After reaching a new record high this year, global demand for coal is set to plateau and then fall by 2030, the International Energy Agency (IEA) said in its Coal 2025 report published on December 17. During the process, China - the world's largest coal consumer - will continue to have the most influence in shaping market trends.
Edging up by 0.5% from the previous year, global coal demand will top 8.85 billion tonnes in 2025, the IEA believes, to set a new all-time high. Looking ahead, the international energy watchdog sees worldwide demand levelling out before starting "a very slow and gradual decline". By the end of this decade, global coal consumption may ease by 3% from the 2025 level, the IEA adds.

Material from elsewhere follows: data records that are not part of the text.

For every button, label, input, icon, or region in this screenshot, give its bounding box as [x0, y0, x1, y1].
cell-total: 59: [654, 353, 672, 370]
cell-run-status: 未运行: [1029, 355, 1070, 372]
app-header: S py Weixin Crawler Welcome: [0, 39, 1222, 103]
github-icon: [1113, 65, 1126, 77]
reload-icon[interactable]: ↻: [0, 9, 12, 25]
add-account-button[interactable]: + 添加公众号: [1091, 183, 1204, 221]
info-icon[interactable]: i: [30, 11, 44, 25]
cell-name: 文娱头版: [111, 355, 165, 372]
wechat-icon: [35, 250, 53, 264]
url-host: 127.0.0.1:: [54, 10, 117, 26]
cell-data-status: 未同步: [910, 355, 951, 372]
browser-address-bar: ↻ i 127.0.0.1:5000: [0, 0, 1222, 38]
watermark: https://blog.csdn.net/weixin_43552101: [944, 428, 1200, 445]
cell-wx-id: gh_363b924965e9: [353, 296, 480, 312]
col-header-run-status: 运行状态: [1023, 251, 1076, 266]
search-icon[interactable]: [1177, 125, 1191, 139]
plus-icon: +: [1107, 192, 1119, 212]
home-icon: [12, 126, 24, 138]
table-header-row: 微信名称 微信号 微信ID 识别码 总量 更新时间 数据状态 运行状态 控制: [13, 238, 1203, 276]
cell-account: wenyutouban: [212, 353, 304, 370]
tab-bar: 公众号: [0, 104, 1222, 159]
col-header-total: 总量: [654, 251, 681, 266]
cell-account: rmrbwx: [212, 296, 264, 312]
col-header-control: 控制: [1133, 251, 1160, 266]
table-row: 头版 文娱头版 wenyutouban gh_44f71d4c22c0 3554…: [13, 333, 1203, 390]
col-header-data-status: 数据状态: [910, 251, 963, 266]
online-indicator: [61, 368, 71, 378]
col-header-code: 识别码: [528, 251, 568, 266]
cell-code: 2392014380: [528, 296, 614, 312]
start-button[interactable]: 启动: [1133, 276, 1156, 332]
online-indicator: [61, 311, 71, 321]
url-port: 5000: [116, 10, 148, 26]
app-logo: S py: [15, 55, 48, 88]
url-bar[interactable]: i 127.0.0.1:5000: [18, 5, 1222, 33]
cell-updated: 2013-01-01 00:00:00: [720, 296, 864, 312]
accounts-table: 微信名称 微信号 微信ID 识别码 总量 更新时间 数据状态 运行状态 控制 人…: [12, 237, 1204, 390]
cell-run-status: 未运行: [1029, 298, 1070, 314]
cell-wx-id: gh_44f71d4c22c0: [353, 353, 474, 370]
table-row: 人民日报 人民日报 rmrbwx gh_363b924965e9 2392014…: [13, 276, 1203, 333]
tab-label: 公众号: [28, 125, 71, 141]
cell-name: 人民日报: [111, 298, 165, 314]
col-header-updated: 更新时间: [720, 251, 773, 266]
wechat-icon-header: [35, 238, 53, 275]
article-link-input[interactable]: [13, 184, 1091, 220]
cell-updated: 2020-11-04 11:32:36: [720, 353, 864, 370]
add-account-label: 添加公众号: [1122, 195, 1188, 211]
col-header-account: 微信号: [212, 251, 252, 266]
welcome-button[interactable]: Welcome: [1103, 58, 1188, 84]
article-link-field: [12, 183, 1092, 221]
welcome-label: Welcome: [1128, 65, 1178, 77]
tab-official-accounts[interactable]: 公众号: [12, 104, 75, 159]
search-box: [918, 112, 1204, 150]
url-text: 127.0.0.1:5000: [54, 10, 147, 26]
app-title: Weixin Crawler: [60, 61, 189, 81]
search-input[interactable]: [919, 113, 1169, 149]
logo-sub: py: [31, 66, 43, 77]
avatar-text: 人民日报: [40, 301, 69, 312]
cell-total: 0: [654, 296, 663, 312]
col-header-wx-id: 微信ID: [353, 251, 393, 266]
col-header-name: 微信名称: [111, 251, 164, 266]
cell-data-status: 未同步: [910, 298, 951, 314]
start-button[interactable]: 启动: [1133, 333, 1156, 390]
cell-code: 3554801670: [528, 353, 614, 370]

During the process, China's role remains critical, the report notes, pointing out that China's coal consumption alone is 30% more than that of the rest of the world combined.
In general, the IEA anticipates coal demand in almost all of China's major sectors will soften, dragging the country's total consumption down from about 4.95 billion tonnes this year to an estimated 4.77 billion tonnes by 2030.
Presently accounting for roughly 62% of the country's total coal consumption, coal demand from the power sector will remain pivotal in the next five years. However, the IEA predicts that the sector's use of thermal coal will drop from 3.09 billion tonnes this year to 3.03 billion tonnes in 2030, mainly driven by intensified competition from other energy sources.
Despite the 5% on-year growth anticipated for China's overall electricity demand this year, the country's coal-fired power output may dip by 0.2% from the previous year, reflecting "the crowding-out effect of the expansion of clean energy", the IEA says.
While the country plans to lower coal's share in electricity supplies from 55% in 2024 to 43% by 2030 and boost the share of renewables from 37% to 49% over the same period, coal consumption in the sector should continue to fall, with the fossil fuel "increasingly serving as a strategic reserve", the IEA notes, citing government documents.
As for thermal coal demand for China's other non-power applications, the IEA estimates the volume to drop from 1.12 billion tonnes this year to 1.08 billion tonnes by 2030. The agency notes the strong headwinds that China's cement industry – historically the largest industrial consumer of thermal coal – is facing from the sluggish real estate market.
Meanwhile, the country's consumption of metallurgical coal in steelmaking is also expected to decline from 742 million tonnes this year to 665 million tonnes by the end of this decade, as the IEA sees more Chinese mills shifting to electric arc furnace steelmaking from the traditional blast furnace-basic oxygen furnace route.
For coal supply, the IEA expects that global production will shrink from 9.11 billion tonnes this year to 8.64 billion tonnes by 2030, following the downtrend in demand.